Post-Mortem partial outage on 07/19/16
Yesterday, on Monday 07/18/16, we have upgraded our infrastructure by replacing our existing load balancer for our API with a new one, running on more powerful hardware. The transition itself worked without any problem and the traffic has been shifted from the old load balancer to the new one within a few minutes. From a high-level infrastructure architecture view, the load balancer is the first machine where requests from all our clients come in, and after some pre-processing the requests are then distributed to a cluster of application servers which then do the actual work.
Due to a misconfiguration of the logging subsystem on the new load balancer, logs created during the normal operation were not automatically cleaned up (or rotated) as required. This caused the disk to steadily fill up. At some point, not a single byte was left on the disk and the load balancer could not fulfill all requests anymore. Our external monitoring reported a first partial outage at 11:11pm which continued throughout the night until 06:52am. During that time, our service has been partially down and service was severly impacted. We provide an external status page of our service here.
We always have one engineer on pager duty in order to be able to respond to service interruptions as soon as possible. Due to a not yet known problem, the monitoring registered the partial outage, but did not call the pager in order to alert the responsible engineer. When the interruptions started at 11:11pm local time, the responsible engineer was already sleeping and was not alerted by the pager. In the morning, the problem has immediately been identified and fixed.
We have designed Boxcryptor in such a way that the clients do not require a connection to our servers most of the time - it is only a hard requirement for the following actions or regular users: creating a new account, logging in to an existing account, modifying permissions and managing groups. If a user is already logged in, he is not affected by the availability of our service so that the vast majority of our users might not even have noticed the service interruption.

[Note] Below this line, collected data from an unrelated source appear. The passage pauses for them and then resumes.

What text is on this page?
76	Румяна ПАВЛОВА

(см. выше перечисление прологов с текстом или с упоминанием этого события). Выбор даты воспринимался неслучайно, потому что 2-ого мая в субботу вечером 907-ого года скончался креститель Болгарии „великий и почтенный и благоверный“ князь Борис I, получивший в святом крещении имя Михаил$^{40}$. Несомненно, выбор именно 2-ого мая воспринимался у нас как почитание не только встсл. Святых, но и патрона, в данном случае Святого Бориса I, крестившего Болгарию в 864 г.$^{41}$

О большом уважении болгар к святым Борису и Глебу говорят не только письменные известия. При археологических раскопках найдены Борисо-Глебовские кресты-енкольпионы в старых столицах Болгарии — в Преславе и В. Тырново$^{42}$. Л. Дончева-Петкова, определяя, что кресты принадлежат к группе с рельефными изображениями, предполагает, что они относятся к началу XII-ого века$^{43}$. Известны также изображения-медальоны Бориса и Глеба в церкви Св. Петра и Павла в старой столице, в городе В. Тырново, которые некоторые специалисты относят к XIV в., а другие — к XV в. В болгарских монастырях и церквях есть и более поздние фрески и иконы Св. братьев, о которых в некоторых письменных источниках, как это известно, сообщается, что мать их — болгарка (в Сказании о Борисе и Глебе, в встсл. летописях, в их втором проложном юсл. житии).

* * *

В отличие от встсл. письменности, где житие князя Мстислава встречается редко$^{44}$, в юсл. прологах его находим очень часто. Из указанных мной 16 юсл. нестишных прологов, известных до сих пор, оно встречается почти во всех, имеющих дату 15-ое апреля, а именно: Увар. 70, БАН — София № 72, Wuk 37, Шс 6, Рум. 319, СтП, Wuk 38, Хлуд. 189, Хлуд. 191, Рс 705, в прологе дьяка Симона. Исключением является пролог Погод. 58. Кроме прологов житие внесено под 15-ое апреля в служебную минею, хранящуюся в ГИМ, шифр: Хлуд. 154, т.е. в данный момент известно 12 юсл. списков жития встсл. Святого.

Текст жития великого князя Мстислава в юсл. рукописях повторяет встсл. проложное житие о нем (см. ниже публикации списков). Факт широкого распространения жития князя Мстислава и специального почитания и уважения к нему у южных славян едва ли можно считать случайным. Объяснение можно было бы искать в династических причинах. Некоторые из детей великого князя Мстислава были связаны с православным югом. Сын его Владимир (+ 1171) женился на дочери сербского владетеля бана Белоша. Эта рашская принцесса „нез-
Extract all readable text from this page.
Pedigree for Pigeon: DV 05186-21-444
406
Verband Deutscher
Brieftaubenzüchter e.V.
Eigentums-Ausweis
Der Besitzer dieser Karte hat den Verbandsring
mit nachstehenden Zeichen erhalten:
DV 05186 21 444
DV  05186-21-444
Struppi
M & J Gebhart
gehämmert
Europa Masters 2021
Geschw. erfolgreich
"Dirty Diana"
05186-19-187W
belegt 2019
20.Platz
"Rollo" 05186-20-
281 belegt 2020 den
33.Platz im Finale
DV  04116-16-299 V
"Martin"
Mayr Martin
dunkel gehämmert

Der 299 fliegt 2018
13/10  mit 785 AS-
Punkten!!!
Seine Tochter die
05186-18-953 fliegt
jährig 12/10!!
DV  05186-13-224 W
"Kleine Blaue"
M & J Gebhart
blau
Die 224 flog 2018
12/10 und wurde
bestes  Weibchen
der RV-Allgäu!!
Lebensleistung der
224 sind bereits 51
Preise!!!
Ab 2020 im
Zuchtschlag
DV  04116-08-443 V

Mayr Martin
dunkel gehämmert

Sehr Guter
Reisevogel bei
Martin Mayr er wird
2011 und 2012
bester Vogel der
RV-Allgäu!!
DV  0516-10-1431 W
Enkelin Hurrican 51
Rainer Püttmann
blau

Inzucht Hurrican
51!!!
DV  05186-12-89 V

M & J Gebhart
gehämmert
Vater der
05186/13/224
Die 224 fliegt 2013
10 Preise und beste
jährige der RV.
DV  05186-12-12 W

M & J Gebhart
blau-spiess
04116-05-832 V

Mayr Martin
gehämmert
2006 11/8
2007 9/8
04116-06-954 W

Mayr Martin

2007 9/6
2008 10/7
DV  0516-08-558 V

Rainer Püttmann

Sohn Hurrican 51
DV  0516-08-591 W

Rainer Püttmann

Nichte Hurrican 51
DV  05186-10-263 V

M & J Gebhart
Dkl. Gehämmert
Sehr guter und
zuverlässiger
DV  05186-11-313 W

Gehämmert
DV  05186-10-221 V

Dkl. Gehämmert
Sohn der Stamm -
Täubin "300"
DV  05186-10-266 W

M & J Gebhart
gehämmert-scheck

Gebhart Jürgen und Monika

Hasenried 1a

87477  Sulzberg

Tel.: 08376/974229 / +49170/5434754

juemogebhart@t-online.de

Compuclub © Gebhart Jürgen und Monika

However, I am deeply sorry for all users who have been affected and for example could not sign in to their accounts. We will investigate why the pager alerting did not work as required, implement the necessary changes to fix it and also re-evaluate the logging configuration on all of our servers.
Co-Founder & CTO
PS: Every user has the option to export the keys stored on our servers in order to create a local backup file. When our service should be interrupted for a longer period or even be shut down completely, this key file can be used to continue to use Boxcryptor and access all your encrypted files - independent from our existence.